Whisper in ONNX with key value caching pt. 1

This post continues my quest to convert the Whisper model to ONNX. Last time, I discussed how to convert the model without the optional performance optimization of key value caching. After some trial and error, I managed to convert the full model. In this post, I will discuss how the Whisper model implements key value caching, before I cover the actual conversion in the next post.

The decoder generates text in an iterative fashion. In each iteration it is passed all the tokens generated so far. The idea behind key value caching is to memorize computations that are repeated in the different iterations. The attention mechanism includes three components: keys, values, and queries. While keys and values can be cached, the queries need to be recomputed for each iteration. In the following, I will only discuss the keys, as the values are handled in an equivalent manner in the model.

The model includes two different attention mechanisms with two different ways of computing keys: cross attention computes keys x_audio @ W_k that are independent of the generated token. Self attention computes keys x_tokens @ W_k. This expression can be rewritten as a concatenation of the previously generated keys and the current key

keys =  concat([keys_prev_tokens, x_tokens[:, -1:, :] @ W_k], dim=1)

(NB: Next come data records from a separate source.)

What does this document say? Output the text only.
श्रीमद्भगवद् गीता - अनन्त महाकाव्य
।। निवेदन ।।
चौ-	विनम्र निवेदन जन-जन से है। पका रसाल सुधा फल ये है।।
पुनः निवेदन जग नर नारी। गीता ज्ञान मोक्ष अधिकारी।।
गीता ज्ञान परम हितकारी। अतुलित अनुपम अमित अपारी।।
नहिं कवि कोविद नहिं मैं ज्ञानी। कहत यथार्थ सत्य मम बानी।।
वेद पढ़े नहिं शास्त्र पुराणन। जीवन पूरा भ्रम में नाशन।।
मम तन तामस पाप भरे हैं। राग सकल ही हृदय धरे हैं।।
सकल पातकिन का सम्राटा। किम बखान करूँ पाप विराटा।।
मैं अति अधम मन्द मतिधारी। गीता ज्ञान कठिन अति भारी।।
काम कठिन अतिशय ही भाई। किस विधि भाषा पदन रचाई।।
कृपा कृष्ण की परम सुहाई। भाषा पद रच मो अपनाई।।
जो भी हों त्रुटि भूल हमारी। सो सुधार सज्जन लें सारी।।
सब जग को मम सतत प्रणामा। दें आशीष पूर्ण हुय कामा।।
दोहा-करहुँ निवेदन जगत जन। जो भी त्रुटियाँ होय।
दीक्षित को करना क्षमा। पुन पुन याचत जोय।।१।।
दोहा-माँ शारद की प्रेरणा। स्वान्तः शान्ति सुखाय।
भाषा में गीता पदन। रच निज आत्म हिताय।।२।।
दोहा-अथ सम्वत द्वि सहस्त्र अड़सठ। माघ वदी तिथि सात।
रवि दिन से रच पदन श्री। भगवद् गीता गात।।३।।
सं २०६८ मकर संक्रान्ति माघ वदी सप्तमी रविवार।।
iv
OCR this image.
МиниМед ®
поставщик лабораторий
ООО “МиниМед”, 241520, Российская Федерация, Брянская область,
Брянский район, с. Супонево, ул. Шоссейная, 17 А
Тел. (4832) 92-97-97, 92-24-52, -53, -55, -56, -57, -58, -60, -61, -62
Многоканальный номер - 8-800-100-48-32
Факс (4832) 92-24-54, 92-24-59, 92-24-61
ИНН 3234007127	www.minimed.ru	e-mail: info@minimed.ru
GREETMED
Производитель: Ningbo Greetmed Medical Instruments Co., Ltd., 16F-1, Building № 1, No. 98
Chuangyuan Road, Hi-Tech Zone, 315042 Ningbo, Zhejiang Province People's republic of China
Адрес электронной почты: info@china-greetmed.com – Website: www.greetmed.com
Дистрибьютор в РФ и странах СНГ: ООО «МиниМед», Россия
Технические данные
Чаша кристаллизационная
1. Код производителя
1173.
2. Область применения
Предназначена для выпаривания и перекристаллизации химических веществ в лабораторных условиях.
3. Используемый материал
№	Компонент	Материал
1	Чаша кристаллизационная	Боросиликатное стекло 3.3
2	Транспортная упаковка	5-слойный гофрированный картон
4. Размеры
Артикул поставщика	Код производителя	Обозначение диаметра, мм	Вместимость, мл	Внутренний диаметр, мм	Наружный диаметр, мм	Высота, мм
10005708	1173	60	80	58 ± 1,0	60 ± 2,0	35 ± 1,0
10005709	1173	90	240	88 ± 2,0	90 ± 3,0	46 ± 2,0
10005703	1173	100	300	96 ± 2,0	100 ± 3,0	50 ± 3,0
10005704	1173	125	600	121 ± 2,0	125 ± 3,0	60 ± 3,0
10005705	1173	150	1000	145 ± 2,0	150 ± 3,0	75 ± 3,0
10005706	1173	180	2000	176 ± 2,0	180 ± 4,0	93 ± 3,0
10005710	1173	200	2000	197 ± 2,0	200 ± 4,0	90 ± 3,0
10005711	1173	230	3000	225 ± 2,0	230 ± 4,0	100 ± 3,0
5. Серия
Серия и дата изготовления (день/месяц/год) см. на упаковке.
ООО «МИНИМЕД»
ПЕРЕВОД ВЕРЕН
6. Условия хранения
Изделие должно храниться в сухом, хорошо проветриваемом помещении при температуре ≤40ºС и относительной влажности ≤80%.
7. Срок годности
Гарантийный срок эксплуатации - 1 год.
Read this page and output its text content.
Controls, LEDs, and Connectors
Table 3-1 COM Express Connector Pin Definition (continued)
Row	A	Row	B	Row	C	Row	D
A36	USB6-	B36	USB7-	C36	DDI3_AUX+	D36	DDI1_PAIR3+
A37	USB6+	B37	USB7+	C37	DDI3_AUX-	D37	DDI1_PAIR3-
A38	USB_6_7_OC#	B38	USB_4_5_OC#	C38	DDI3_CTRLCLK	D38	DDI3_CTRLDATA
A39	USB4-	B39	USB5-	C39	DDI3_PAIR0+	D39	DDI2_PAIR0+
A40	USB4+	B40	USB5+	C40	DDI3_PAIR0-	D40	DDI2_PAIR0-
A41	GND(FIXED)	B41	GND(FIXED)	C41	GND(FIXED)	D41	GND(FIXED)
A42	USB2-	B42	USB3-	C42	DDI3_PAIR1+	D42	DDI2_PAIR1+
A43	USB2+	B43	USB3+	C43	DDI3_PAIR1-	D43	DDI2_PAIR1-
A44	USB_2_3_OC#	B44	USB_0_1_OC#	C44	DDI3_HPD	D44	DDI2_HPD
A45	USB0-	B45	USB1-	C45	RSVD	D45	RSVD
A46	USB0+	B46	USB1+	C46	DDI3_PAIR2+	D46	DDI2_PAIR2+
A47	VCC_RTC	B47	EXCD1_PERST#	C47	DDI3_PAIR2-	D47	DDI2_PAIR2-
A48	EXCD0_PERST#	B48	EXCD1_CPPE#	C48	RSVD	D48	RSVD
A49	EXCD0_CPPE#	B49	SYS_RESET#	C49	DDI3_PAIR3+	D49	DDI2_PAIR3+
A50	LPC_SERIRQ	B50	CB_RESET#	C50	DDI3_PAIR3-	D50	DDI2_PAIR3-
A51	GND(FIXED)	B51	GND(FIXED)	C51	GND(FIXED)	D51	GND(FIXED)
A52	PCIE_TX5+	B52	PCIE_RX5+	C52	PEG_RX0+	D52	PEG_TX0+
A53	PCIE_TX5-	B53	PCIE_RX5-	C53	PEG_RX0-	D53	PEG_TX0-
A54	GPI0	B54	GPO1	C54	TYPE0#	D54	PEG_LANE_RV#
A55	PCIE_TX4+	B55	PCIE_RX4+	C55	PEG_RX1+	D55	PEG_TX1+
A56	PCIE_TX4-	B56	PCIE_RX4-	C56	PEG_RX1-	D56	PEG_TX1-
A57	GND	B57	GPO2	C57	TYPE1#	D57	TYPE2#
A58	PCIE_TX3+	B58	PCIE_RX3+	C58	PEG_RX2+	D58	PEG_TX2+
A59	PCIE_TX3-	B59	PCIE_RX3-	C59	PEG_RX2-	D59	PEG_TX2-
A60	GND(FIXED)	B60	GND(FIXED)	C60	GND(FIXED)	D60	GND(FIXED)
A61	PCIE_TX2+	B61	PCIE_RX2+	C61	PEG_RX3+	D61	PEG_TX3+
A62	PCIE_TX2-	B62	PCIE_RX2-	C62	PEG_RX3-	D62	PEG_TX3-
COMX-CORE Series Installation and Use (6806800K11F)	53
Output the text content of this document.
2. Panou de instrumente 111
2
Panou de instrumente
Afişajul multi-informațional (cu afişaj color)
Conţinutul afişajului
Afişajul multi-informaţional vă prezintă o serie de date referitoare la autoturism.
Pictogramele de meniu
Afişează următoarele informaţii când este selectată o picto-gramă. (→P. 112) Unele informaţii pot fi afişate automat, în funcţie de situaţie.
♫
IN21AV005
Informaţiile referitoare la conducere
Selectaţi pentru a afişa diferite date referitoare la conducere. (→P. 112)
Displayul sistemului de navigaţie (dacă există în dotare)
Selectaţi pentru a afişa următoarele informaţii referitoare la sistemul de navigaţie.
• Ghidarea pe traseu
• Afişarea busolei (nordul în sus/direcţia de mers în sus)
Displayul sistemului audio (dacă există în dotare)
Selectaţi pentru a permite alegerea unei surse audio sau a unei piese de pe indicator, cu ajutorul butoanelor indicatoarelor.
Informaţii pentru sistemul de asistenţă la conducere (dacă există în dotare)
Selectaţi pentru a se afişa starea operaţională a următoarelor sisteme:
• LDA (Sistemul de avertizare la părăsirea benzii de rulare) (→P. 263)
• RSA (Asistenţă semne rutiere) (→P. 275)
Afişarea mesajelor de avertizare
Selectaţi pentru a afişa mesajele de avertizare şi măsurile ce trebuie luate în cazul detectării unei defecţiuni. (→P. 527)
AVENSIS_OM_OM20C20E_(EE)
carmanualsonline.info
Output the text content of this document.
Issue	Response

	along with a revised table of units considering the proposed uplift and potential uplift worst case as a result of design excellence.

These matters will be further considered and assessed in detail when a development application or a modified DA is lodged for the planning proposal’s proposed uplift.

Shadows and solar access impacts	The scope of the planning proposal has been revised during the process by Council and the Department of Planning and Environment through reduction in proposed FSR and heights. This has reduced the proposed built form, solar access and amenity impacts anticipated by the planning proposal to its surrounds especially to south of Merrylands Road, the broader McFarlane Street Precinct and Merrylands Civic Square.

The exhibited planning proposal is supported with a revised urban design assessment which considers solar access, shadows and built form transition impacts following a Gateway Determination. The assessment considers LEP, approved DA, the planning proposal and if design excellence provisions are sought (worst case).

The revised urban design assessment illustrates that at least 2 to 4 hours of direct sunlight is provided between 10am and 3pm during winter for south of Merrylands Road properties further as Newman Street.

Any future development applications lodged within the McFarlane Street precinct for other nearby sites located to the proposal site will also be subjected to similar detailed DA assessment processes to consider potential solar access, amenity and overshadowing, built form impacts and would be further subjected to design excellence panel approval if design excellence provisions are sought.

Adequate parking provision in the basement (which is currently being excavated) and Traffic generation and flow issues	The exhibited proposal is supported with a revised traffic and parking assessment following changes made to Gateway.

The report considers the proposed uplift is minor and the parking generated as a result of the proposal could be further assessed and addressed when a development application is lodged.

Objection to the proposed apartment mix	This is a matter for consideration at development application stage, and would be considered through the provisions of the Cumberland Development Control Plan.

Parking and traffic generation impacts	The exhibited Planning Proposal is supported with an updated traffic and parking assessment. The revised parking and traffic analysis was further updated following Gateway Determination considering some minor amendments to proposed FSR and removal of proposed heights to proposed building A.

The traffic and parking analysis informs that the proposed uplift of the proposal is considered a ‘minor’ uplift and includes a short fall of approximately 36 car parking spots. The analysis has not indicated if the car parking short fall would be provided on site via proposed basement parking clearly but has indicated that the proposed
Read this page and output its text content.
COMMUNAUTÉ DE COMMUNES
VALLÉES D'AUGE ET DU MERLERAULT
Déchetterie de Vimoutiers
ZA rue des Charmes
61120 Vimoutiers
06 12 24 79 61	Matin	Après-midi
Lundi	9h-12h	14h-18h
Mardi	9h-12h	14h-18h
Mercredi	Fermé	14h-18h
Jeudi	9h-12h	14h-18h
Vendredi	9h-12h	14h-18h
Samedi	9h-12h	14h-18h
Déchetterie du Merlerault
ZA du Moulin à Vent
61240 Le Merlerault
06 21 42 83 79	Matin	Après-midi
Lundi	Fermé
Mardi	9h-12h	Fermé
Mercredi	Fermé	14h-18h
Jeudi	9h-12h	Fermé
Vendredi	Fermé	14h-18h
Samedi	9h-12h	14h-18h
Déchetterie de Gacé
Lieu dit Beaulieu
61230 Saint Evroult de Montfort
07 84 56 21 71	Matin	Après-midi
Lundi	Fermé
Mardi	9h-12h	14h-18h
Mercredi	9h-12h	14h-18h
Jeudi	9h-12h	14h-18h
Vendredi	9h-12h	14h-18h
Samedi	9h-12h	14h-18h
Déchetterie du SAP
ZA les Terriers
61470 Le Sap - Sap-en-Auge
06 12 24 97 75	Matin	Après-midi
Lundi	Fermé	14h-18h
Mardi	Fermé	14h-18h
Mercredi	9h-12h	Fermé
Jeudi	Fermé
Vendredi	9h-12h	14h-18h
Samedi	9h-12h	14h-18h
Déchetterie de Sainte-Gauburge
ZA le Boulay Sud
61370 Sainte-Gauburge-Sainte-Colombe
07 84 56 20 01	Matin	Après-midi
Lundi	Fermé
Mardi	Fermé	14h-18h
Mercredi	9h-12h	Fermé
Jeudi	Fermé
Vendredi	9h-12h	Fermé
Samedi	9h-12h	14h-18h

To avoid these recomputations, the model introduces key value caching in two places: the forward method of the MultiHeadAttention module and the forward hook attached to the key and value modules. Forward hooks are called after the module's forward method and allow to modify the return value. Due to the hook, any call to key(x) in the MultiHeadAttention module is equivalent to

k = hook(key, x, key.forward(x))

The relevant parts of the forward method and the hook read, slightly simplified,

# forward
if xa is None or self.key not in kv_cache:
    k = self.key(x if xa is None else xa)
else:
    k = kv_cache[self.key]

# hook
if module not in cache:
    cache[module] = output
else:
    cache[module] = torch.cat([cache[module], output], dim=1).detach()

return cache[module]

For cross attention, the audio input xa is passed to the module and the terms of the conditions evaluate to

xa is Noneself.key not in kv_cachemodule not in cache
first iterationFalseTrueTrue
subsequent iterationsFalseFalseFalse

Hence, the module itself is only evaluated in the first iteration. As is the hook. Subsequent calls to forward simply retrieve keys computed in the first call to forward. The following interactions with the cache result

# First call to forward()
k = self.key(xa)

# Due to the hook, this call is equivalent to
kv_cache[self.key] = self.key.forward(xa)
k = kv_cache[self.key]

# Subsequent calls to forward()
k = kv_cache[self.key]

For self attention, the audio input xa is not not passed to the module and the table reads

xa is Noneself.key not in kv_cachemodule not in cache
first iterationTrueTrueTrue
subsequent iterationsTrueFalseFalse

Therefore the key module is always evaluated. The first call to forward evaluates the key and caches it. Subsequent calls to forward append the key of the current token. The following interactions with the cache result

# First call to forward
k = self.key(x)

# Due to the hook, this call is equivalent to
kv_cache[self.key] = self.key.forward(xa)
k = kv_cache[self.key]

# Subsequent calls to forward
k = self.key(x)

# Due to the hook, this call is equivalent to
kv_cache[self.key] = torch.concat(
    [kv_cache[self.key], self.key.forward(xa)],
    dim=1,
).detach()

k = kv_cache[self.key]

The values modules are treated equivalently. Combined, these mechanisms ensure that keys and values are only computed once. In the next post I will discuss how to translate this behavior into ONNX.